There are several differences between parole and probation. Most of the misunderstanding regarding the words is that probation officers may also be called parole officers. Essentially the job is the same. The correct term is usually probation officer, even though most people on parole may not exactly be on probation.
Probation is part of a sentence for committing a crime. Essentially, a judge decides how much time a person must serve in jail, guided by the laws of the state, and how much time after incarceration is spent on probation. Sometimes a judge will only sentence a person convicted of a minor crime to one to several years of probation.
While on probation, a condition of the sentence may be to have weekly or monthly meetings with a probation officer. Other conditions might be applied; a person might not be able to drive, for example, or might have a curfew. He or she must also not commit further crimes while on probation, or it may be violated. This empowers the courts to send the person to jail to serve the length of the original sentence, and to serve any additional time for new crimes.
Parole, on the other hand, is granted to people who are in jail. With many crimes, sentencing has a maximum amount of years imposed. These years in jail, however, can be shortened if the person convicted of a crime behaves well in prison. After a time, a person in prison “comes up” for parole.

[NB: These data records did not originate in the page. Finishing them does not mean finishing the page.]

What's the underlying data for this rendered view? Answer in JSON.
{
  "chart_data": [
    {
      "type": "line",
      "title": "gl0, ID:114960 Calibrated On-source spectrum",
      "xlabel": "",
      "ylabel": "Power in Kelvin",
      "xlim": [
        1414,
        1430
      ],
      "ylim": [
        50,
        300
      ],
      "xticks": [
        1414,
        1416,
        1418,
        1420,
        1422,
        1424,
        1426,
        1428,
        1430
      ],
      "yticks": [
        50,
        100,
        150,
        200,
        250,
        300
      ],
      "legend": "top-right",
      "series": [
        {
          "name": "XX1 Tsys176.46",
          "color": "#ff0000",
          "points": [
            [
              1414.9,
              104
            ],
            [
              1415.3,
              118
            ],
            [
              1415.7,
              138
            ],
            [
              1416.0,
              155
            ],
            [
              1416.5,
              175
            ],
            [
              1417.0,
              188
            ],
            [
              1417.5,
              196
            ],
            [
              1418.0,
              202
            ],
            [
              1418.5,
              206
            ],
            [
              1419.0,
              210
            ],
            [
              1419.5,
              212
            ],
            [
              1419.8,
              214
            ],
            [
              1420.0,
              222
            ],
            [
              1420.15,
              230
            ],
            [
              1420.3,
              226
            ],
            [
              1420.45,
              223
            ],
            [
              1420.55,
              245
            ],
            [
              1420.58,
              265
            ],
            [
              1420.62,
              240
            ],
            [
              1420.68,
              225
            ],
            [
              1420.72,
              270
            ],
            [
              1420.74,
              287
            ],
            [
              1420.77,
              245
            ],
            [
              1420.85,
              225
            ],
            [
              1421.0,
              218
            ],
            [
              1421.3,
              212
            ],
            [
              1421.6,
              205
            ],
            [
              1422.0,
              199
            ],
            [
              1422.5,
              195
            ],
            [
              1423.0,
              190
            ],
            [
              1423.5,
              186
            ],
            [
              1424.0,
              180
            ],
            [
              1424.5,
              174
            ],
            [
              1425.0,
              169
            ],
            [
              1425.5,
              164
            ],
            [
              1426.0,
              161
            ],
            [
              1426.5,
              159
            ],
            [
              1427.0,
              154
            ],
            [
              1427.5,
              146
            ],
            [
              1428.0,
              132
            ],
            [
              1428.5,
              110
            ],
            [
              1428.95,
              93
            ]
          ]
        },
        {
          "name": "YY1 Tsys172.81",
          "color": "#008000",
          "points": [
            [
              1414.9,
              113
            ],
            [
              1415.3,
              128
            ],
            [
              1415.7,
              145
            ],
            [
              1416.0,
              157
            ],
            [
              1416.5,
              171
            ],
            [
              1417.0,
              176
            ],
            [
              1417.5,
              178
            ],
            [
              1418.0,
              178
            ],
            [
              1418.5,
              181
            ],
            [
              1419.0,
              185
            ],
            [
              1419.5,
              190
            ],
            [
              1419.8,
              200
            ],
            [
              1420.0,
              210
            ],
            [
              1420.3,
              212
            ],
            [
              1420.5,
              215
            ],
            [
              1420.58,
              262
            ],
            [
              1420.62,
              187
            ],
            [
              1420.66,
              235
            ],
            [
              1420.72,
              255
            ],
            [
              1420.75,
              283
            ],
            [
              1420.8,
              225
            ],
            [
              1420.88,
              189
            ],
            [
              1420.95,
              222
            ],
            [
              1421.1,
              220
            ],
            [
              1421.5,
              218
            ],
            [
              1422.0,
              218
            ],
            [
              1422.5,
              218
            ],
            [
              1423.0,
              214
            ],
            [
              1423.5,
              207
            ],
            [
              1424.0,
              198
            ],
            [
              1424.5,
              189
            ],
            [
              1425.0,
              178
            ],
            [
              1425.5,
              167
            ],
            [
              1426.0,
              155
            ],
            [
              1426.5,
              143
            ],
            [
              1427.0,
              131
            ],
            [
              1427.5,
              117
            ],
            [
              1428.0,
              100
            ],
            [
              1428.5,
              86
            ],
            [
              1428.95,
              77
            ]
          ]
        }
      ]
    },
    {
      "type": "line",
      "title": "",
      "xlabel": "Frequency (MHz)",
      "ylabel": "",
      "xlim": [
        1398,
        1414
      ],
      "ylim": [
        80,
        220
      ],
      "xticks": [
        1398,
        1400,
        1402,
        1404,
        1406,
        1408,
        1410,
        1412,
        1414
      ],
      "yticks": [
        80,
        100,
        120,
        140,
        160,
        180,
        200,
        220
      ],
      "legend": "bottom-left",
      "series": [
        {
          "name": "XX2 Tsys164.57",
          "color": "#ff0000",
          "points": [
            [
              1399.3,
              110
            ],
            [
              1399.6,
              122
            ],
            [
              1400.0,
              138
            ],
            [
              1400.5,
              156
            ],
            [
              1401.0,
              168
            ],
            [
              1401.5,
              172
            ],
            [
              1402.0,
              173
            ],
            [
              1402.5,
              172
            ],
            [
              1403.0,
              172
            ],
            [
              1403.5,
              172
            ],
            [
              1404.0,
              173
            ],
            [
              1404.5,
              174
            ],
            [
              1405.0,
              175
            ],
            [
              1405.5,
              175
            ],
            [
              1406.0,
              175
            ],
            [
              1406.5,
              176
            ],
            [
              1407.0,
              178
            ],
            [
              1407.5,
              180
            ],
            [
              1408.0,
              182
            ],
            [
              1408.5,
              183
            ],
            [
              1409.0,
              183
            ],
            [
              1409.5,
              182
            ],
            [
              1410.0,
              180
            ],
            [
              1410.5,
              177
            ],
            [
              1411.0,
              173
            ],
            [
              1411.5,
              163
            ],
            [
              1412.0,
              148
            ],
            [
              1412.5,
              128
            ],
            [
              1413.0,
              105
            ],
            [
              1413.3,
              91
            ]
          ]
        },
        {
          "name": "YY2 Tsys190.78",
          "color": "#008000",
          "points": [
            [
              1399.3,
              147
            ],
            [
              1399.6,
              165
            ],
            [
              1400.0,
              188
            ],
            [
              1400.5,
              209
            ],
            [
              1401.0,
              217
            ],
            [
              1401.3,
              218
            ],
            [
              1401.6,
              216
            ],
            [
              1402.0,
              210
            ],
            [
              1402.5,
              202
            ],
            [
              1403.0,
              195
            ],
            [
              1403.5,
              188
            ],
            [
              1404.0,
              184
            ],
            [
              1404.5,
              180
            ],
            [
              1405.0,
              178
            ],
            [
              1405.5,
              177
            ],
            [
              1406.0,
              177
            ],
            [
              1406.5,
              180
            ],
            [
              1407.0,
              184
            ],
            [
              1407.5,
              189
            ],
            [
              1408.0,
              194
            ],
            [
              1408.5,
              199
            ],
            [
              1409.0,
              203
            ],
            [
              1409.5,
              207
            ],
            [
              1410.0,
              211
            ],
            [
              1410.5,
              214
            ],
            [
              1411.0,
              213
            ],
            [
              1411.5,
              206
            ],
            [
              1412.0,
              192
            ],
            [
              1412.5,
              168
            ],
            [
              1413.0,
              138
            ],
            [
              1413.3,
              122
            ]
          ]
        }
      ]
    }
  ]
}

The decision to grant a person parole is made by a parole board. If the person has done well in prison, and early release is not contested, the board can shorten prison time. There is great motivation to release nonviolent offenders, since many jails are overcrowded.
When a person receives parole, he or she is often bound by many conditions. For example, committing a crime violates the terms of parole and can result in a return to prison. Even failing to regularly meet with a parole officer, (also called a probation officer), or leaving the jurisdiction without appropriate application and notice can be seen as violating parole. A violation means going back to prison to serve out the rest of one’s sentence.
Being on parole is quite similar to being on probation. The person expects a greater degree of supervision and is bound by the parole board or the court to behave in an exemplary fashion. Conditions of both must be met or one may end up in jail. Because of these similarities, the terms are often confused.